For Kerchner, who describes himself as "semi-retired" and works in a building maintenance and security job, the outcome won't change much.

He doesn't mind agriculture, he insists. He once lived on a chicken farm while renting a house from an older couple in Berlin and often helped with chores. But his opposition to the new breed of chickenhouses stands.

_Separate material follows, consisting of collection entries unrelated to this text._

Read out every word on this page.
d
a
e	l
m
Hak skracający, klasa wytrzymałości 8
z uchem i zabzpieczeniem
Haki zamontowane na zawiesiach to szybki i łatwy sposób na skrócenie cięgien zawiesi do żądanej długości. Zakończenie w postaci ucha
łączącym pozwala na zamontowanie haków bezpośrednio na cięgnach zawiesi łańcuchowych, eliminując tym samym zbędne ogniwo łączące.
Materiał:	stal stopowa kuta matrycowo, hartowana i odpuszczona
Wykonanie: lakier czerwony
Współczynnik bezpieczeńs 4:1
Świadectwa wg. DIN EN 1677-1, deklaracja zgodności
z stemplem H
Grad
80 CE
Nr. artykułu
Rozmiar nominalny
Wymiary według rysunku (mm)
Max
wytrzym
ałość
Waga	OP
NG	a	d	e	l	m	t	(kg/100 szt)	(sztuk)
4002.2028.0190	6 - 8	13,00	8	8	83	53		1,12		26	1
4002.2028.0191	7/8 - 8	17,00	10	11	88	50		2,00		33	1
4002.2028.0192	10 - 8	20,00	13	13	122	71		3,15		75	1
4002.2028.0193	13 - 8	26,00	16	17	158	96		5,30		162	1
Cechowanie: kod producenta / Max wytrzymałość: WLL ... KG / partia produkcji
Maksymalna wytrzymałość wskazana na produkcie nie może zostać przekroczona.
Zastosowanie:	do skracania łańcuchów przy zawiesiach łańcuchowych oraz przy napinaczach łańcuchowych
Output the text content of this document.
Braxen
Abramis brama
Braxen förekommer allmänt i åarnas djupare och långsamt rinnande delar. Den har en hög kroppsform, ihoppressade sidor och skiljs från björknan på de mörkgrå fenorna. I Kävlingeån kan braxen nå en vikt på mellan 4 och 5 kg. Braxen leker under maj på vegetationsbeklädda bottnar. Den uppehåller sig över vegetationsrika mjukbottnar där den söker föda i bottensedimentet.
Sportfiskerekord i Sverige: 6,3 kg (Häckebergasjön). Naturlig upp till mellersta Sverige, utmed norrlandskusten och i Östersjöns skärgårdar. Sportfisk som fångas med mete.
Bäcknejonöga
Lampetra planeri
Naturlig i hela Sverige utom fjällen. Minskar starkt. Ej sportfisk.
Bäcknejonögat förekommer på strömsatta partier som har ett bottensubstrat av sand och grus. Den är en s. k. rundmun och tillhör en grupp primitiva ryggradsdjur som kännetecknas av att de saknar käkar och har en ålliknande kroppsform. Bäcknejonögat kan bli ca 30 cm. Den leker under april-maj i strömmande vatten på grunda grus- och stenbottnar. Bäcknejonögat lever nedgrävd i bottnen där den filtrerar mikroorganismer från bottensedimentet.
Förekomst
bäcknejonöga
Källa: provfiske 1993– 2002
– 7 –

"I know there are people who say it's the NIMBY thing, not in my backyard," Kerchner said. "My problem is not chickenhouses. It's the scale of them."

jcox6@dmg.gannett.com

410-845-4630

On Twitter @Jeremy_Cox

Policy recommendations for poultry houses

A group of academics, supported in part by the National Institute of Environmental Health Sciences, convened in 2007 to discuss the health impacts of concentrated animal-feeding operations, also known as CAFOs. They urged localities to consider several policy shifts, including:

• Basing decisions on the siting and permitting of CAFOs on the basis of total animal density allowed in a given watershed as determined by the carrying capacity.

• Requiring environmental impact statements for all new CAFOs. These should include environmental health, social justice and socioeconomic issues.

• Issuing permits for CAFOs in public meetings decided at the local level.

• Regulating CAFOs using standards applied to general industry based on the level of emissions and type of waste handling.

• Following the American Public Health Association recommendation for a moratorium on all new CAFO construction.